Maybe you are right. Maybe we are like dinosaurs, a dying breed.
The trade is full of bad so called "tradesmen" who don't know their a*$* from their elbow and take pride in nothing but the size of their wage packet or the ones who do the courses and 6 weeks later they are out on their own, black belt in everything, with nothing but google, diynot and the school of hard knocks to learn from.
But then again maybe there is hope. There are still a lot of good real "tradesmen". They are just harder to find. Time will tell. (Wee rant there) :oops:

Your tuppence worth is welcome but that is all it is!

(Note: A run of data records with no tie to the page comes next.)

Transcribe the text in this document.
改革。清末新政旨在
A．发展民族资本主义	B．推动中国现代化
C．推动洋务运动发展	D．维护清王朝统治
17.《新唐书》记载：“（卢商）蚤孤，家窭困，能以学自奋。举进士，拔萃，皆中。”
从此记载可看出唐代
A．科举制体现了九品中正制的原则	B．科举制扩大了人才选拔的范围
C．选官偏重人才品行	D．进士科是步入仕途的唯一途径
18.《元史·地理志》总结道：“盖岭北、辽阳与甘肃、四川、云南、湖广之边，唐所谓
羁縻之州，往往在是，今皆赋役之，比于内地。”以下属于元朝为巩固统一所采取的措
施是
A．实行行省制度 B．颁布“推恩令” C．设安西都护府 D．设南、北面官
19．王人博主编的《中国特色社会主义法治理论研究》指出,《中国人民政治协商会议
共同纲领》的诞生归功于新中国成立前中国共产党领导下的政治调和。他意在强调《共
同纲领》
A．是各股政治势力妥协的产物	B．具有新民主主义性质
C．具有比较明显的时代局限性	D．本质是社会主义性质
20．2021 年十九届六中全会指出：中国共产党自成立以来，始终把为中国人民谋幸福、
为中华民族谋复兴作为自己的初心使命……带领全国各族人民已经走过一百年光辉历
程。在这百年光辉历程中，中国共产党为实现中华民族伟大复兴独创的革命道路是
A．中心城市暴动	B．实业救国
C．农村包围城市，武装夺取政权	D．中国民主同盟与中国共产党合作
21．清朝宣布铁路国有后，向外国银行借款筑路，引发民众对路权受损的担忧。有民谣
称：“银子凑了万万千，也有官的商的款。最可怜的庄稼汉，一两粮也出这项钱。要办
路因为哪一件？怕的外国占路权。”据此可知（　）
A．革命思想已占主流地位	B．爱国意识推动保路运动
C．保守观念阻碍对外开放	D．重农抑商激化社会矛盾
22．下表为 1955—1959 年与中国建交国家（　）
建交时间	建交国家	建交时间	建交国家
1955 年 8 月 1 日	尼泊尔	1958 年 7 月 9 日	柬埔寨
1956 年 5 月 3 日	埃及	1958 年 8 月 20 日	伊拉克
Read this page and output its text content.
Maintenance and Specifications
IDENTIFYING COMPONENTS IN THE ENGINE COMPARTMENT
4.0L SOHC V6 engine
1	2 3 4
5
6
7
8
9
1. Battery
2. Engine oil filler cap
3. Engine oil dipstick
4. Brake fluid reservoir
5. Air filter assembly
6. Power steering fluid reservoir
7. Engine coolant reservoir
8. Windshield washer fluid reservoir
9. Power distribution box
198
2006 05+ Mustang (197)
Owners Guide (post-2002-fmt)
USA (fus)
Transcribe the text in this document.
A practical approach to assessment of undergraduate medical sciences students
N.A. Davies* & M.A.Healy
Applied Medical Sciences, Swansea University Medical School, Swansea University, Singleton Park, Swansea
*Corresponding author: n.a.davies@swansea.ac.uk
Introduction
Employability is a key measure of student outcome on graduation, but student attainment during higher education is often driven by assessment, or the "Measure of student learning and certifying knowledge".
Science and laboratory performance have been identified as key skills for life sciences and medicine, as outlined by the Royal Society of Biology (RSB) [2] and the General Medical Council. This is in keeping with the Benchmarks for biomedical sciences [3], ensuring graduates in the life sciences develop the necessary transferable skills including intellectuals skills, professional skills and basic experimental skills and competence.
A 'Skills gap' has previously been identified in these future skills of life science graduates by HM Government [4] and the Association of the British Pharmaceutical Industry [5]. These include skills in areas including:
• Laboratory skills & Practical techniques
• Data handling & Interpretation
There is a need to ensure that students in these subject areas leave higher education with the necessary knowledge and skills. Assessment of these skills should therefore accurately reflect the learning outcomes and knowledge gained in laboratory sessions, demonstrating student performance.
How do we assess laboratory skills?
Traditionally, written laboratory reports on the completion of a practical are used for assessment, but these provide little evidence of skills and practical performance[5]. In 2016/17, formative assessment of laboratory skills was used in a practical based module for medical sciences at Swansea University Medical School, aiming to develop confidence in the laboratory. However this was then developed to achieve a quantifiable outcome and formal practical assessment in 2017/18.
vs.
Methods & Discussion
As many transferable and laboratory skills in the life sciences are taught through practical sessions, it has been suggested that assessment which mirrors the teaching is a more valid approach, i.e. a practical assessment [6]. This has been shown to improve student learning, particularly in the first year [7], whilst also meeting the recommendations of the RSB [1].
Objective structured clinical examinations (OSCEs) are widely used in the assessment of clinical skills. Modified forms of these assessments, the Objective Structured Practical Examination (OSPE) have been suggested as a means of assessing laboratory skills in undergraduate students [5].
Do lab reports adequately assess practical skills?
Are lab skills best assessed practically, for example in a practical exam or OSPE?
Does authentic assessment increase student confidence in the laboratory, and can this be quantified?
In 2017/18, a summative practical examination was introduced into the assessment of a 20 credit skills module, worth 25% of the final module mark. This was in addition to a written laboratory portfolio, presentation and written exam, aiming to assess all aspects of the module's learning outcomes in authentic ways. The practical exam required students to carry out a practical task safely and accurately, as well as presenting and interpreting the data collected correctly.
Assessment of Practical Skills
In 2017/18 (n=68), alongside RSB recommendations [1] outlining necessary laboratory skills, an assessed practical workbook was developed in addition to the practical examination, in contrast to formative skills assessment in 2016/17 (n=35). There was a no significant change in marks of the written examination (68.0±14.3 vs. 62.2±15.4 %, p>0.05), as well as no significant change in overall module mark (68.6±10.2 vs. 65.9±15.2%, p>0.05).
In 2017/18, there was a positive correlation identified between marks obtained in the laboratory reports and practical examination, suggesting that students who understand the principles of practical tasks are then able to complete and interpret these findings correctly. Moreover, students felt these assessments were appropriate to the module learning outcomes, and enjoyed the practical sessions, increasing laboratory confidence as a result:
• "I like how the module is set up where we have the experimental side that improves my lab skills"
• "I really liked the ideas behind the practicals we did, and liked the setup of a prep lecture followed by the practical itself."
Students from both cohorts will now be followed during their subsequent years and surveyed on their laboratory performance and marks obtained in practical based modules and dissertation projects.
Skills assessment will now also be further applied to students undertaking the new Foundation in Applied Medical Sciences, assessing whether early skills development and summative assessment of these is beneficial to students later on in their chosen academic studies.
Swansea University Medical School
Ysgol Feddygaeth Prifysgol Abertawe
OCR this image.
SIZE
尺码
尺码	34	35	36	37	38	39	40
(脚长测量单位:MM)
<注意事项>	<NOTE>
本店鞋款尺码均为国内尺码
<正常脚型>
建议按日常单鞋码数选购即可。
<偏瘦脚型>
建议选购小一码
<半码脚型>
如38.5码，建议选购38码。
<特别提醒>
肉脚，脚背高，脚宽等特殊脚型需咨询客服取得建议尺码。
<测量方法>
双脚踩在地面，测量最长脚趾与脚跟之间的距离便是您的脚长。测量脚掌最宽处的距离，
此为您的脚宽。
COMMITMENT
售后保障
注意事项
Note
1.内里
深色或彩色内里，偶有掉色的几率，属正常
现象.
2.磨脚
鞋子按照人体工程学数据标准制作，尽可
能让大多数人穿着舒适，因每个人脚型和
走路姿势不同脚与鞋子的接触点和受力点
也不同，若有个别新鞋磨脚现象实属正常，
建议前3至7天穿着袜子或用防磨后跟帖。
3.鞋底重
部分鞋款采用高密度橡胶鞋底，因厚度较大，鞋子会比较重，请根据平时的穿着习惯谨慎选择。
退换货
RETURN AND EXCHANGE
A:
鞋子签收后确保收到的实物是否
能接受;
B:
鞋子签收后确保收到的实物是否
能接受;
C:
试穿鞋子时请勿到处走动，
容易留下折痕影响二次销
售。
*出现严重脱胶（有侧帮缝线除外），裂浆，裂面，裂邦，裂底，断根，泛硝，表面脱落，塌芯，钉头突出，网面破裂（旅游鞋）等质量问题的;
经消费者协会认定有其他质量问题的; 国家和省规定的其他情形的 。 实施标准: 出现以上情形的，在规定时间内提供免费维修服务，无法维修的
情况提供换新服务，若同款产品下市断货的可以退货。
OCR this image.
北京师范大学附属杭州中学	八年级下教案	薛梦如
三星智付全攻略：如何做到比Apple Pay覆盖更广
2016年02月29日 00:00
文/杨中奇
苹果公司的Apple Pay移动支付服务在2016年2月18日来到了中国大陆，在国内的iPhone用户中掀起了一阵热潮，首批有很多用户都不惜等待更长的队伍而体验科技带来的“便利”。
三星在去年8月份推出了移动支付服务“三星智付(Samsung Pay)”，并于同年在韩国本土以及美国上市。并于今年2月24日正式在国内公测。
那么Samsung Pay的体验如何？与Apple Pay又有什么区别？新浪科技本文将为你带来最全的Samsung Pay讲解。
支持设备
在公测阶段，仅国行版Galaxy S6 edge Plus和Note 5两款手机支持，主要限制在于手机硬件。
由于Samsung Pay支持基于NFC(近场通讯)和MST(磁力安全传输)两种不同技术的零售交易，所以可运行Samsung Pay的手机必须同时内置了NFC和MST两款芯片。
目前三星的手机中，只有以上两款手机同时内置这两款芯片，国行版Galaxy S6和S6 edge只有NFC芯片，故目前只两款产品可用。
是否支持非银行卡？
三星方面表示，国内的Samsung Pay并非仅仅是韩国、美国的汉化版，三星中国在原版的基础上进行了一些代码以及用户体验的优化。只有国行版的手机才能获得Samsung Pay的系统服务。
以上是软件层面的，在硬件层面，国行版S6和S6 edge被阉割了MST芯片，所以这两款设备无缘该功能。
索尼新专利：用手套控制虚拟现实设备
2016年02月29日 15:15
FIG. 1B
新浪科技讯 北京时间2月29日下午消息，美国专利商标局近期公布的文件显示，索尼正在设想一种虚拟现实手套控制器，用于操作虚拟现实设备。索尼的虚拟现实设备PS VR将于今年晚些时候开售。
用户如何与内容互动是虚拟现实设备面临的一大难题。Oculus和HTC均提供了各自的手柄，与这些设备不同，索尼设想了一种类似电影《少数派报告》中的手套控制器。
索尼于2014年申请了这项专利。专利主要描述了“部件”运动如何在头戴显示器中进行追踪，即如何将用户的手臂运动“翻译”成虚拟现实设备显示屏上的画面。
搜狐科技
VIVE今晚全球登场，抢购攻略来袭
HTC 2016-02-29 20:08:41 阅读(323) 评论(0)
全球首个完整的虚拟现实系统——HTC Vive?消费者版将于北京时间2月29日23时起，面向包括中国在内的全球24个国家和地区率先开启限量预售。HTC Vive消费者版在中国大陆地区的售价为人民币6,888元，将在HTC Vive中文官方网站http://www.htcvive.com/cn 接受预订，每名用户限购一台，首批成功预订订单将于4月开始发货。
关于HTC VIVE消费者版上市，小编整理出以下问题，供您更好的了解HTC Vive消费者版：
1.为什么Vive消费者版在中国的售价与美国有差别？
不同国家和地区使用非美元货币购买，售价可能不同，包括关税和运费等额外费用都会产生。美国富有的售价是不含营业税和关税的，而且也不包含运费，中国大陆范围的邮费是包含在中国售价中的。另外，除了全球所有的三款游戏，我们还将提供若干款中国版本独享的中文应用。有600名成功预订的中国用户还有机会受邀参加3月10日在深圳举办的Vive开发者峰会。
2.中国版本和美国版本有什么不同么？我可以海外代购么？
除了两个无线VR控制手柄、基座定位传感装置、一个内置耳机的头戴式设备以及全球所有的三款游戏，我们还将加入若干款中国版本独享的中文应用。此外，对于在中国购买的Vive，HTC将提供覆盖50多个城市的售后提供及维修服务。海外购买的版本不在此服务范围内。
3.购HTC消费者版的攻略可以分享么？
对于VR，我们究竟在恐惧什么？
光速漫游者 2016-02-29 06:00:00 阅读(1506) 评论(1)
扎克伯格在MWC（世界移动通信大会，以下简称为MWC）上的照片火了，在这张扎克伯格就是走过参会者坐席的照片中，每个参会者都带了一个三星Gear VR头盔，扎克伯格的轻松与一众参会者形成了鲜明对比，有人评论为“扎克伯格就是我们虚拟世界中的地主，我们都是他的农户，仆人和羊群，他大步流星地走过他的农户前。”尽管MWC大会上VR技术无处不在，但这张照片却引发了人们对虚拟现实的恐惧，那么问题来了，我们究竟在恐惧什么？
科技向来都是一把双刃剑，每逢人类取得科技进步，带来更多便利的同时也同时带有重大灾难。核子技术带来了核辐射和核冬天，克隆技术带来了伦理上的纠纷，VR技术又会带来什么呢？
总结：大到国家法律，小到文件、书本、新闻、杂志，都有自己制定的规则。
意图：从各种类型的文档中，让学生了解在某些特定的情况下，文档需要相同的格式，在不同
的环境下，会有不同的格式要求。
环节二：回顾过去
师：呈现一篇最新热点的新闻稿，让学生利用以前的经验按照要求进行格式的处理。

BTW i might have taken offence to being called a Jock :LOL:
 
And FWIW Dunsley were established in 1953 so have quite a bit of experience so I wouldn't discount their advice either on the limitations of an up and under circuit....................Another pearl of wisdom!!........ :LOL:

Look son Dunsley didn't start manufacturing solid fuel back boiler until the early 70s & advocated the use of a single pipe system, that by that time was about 10 years out of date. The Baker nuetralizer was not even a new concept & was produced by a guy in Ulster called Mr Baker - again it was old technoligy. Two ears one mouth son!!